In sub-Saharan Africa, which shoulders 90% of the global malaria burden, more than 663 million cases have been averted since 2001. Insecticide-treated nets have had the greatest impact, accounting for an estimated 69% of cases prevented through control tools.
Together with diagnosis and treatment, WHO recommends a package of proven prevention approaches, including insecticide-treated nets, spraying indoor walls with insecticides, and preventive medicines for the most vulnerable groups: pregnant women, under-fives and infants.
WHO says people were not protected by either a net or indoor insecticide spraying in 2015.
“WHO-recommended tools have made a measurable difference in the global malaria fight,” said Dr Margaret Chan, Director-General of WHO. “But we need a much bigger push for prevention – especially in Africa, which bears the greatest burden of malaria.”
Approximately 69% of pregnant women in 20 African countries did not have access to the recommended 3 or more doses of preventive treatment.

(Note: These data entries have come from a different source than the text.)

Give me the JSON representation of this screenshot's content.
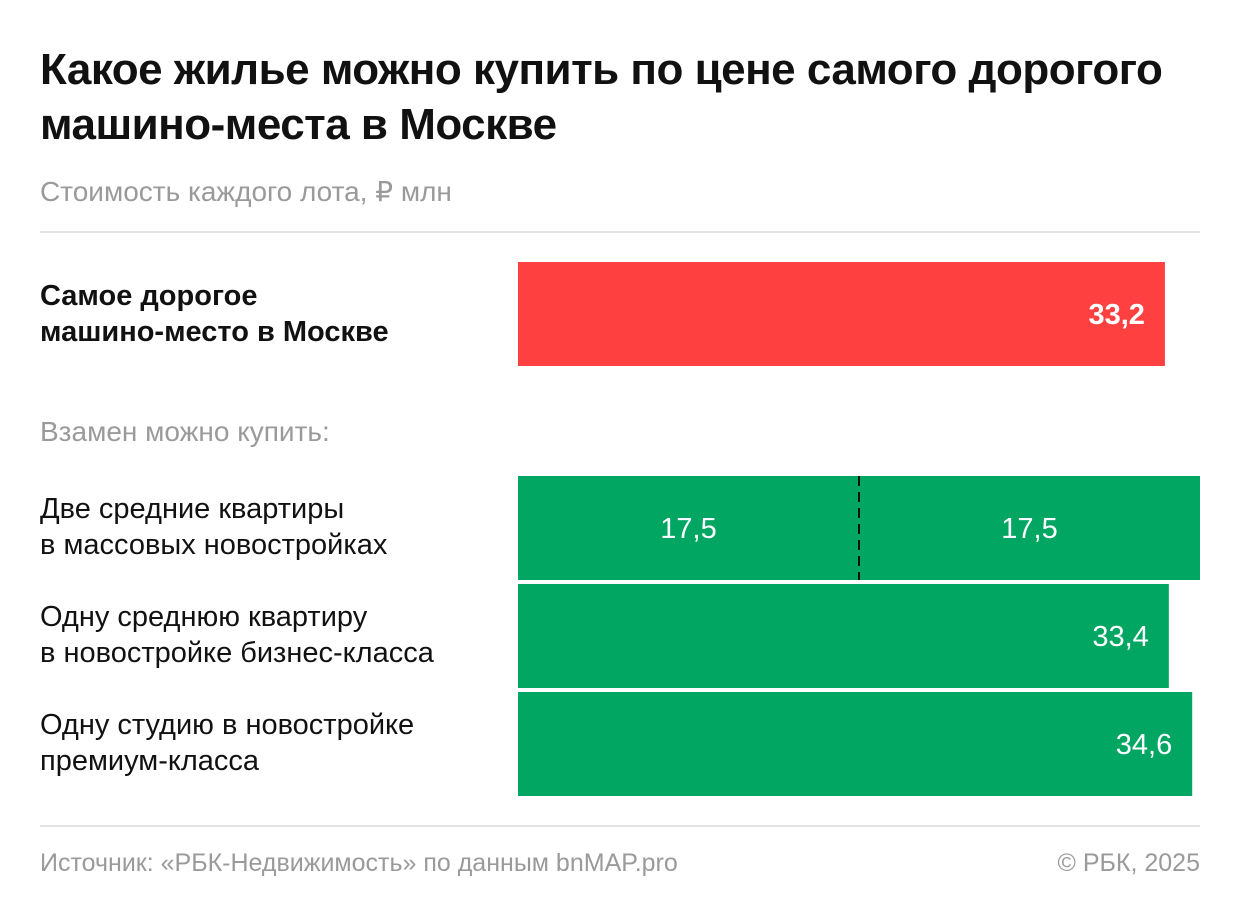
{
  "title": "Какое жилье можно купить по цене самого дорогого машино-места в Москве",
  "subtitle": "Стоимость каждого лота, ₽ млн",
  "section_label": "Взамен можно купить:",
  "footer": {
    "source": "Источник: «РБК-Недвижимость» по данным bnMAP.pro",
    "credit": "© РБК, 2025"
  },
  "colors": {
    "highlight": "#ff4040",
    "alternative": "#00a661",
    "divider": "#111111"
  },
  "chart_data": {
    "type": "bar",
    "orientation": "horizontal",
    "title": "Какое жилье можно купить по цене самого дорогого машино-места в Москве",
    "subtitle": "Стоимость каждого лота, ₽ млн",
    "unit": "₽ млн",
    "xlim": [
      0,
      35
    ],
    "grid": false,
    "legend": "none",
    "categories": [
      "Самое дорогое машино-место в Москве",
      "Две средние квартиры в массовых новостройках",
      "Одну среднюю квартиру в новостройке бизнес-класса",
      "Одну студию в новостройке премиум-класса"
    ],
    "rows": [
      {
        "label_lines": [
          "Самое дорогое",
          "машино-место в Москве"
        ],
        "segments": [
          33.2
        ],
        "segment_labels": [
          "33,2"
        ],
        "color": "#ff4040",
        "emphasis": true
      },
      {
        "label_lines": [
          "Две средние квартиры",
          "в массовых новостройках"
        ],
        "segments": [
          17.5,
          17.5
        ],
        "segment_labels": [
          "17,5",
          "17,5"
        ],
        "color": "#00a661",
        "emphasis": false
      },
      {
        "label_lines": [
          "Одну среднюю квартиру",
          "в новостройке бизнес-класса"
        ],
        "segments": [
          33.4
        ],
        "segment_labels": [
          "33,4"
        ],
        "color": "#00a661",
        "emphasis": false
      },
      {
        "label_lines": [
          "Одну студию в новостройке",
          "премиум-класса"
        ],
        "segments": [
          34.6
        ],
        "segment_labels": [
          "34,6"
        ],
        "color": "#00a661",
        "emphasis": false
      }
    ]
  }
}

Some targeted prevention approaches have been adopted by countries as policy, but the actual uptake has been slow. Preventive treatment for infants, for example, which is safe, cost-effective and well accepted by health workers and communities, is currently only being implemented in Sierra Leone.

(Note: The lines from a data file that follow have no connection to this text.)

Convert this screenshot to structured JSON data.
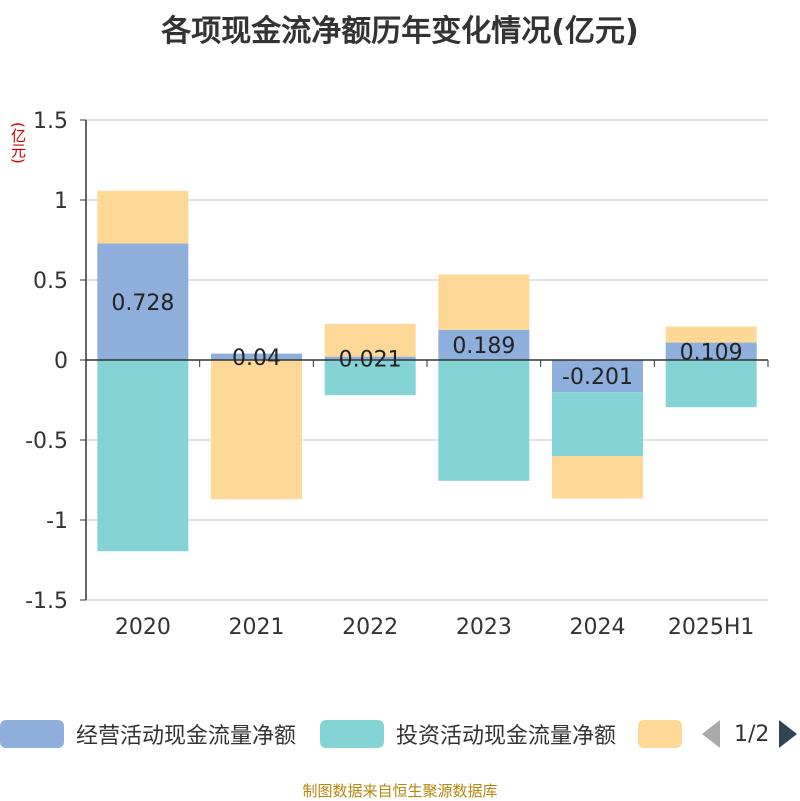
{
  "title": "各项现金流净额历年变化情况(亿元)",
  "unit_label": "(亿元)",
  "source": "制图数据来自恒生聚源数据库",
  "pager": {
    "text": "1/2"
  },
  "colors": {
    "operating": "#8eaedb",
    "investing": "#84d4d6",
    "financing": "#fdd896"
  },
  "legend": [
    {
      "label": "经营活动现金流量净额",
      "color": "#8eaedb"
    },
    {
      "label": "投资活动现金流量净额",
      "color": "#84d4d6"
    },
    {
      "label": "",
      "color": "#fdd896"
    }
  ],
  "chart_data": {
    "type": "bar",
    "stacked": true,
    "categories": [
      "2020",
      "2021",
      "2022",
      "2023",
      "2024",
      "2025H1"
    ],
    "ylim": [
      -1.5,
      1.5
    ],
    "yticks": [
      1.5,
      1,
      0.5,
      0,
      -0.5,
      -1,
      -1.5
    ],
    "ytick_labels": [
      "1.5",
      "1",
      "0.5",
      "0",
      "-0.5",
      "-1",
      "-1.5"
    ],
    "grid": true,
    "legend_position": "bottom",
    "series": [
      {
        "name": "经营活动现金流量净额",
        "values": [
          0.728,
          0.04,
          0.021,
          0.189,
          -0.201,
          0.109
        ],
        "labels": [
          "0.728",
          "0.04",
          "0.021",
          "0.189",
          "-0.201",
          "0.109"
        ]
      },
      {
        "name": "投资活动现金流量净额",
        "values": [
          -1.195,
          0.0,
          -0.22,
          -0.755,
          -0.4,
          -0.295
        ]
      },
      {
        "values": [
          0.33,
          -0.87,
          0.205,
          0.345,
          -0.265,
          0.1
        ]
      }
    ]
  }
}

Across the Sahel, where most malaria cases and deaths among children occur in the rainy season, WHO recommends seasonal malaria chemoprevention (SMC), a preventive therapy shown to reduce new cases of severe malaria in young children by approximately 75%. As of 2015, 10 countries – Burkina Faso, Chad, Gambia, Guinea, Guinea Bissau, Mali, Niger, Nigeria, Senegal and Togo – had adopted WHO’s SMC policy and begun implementing it.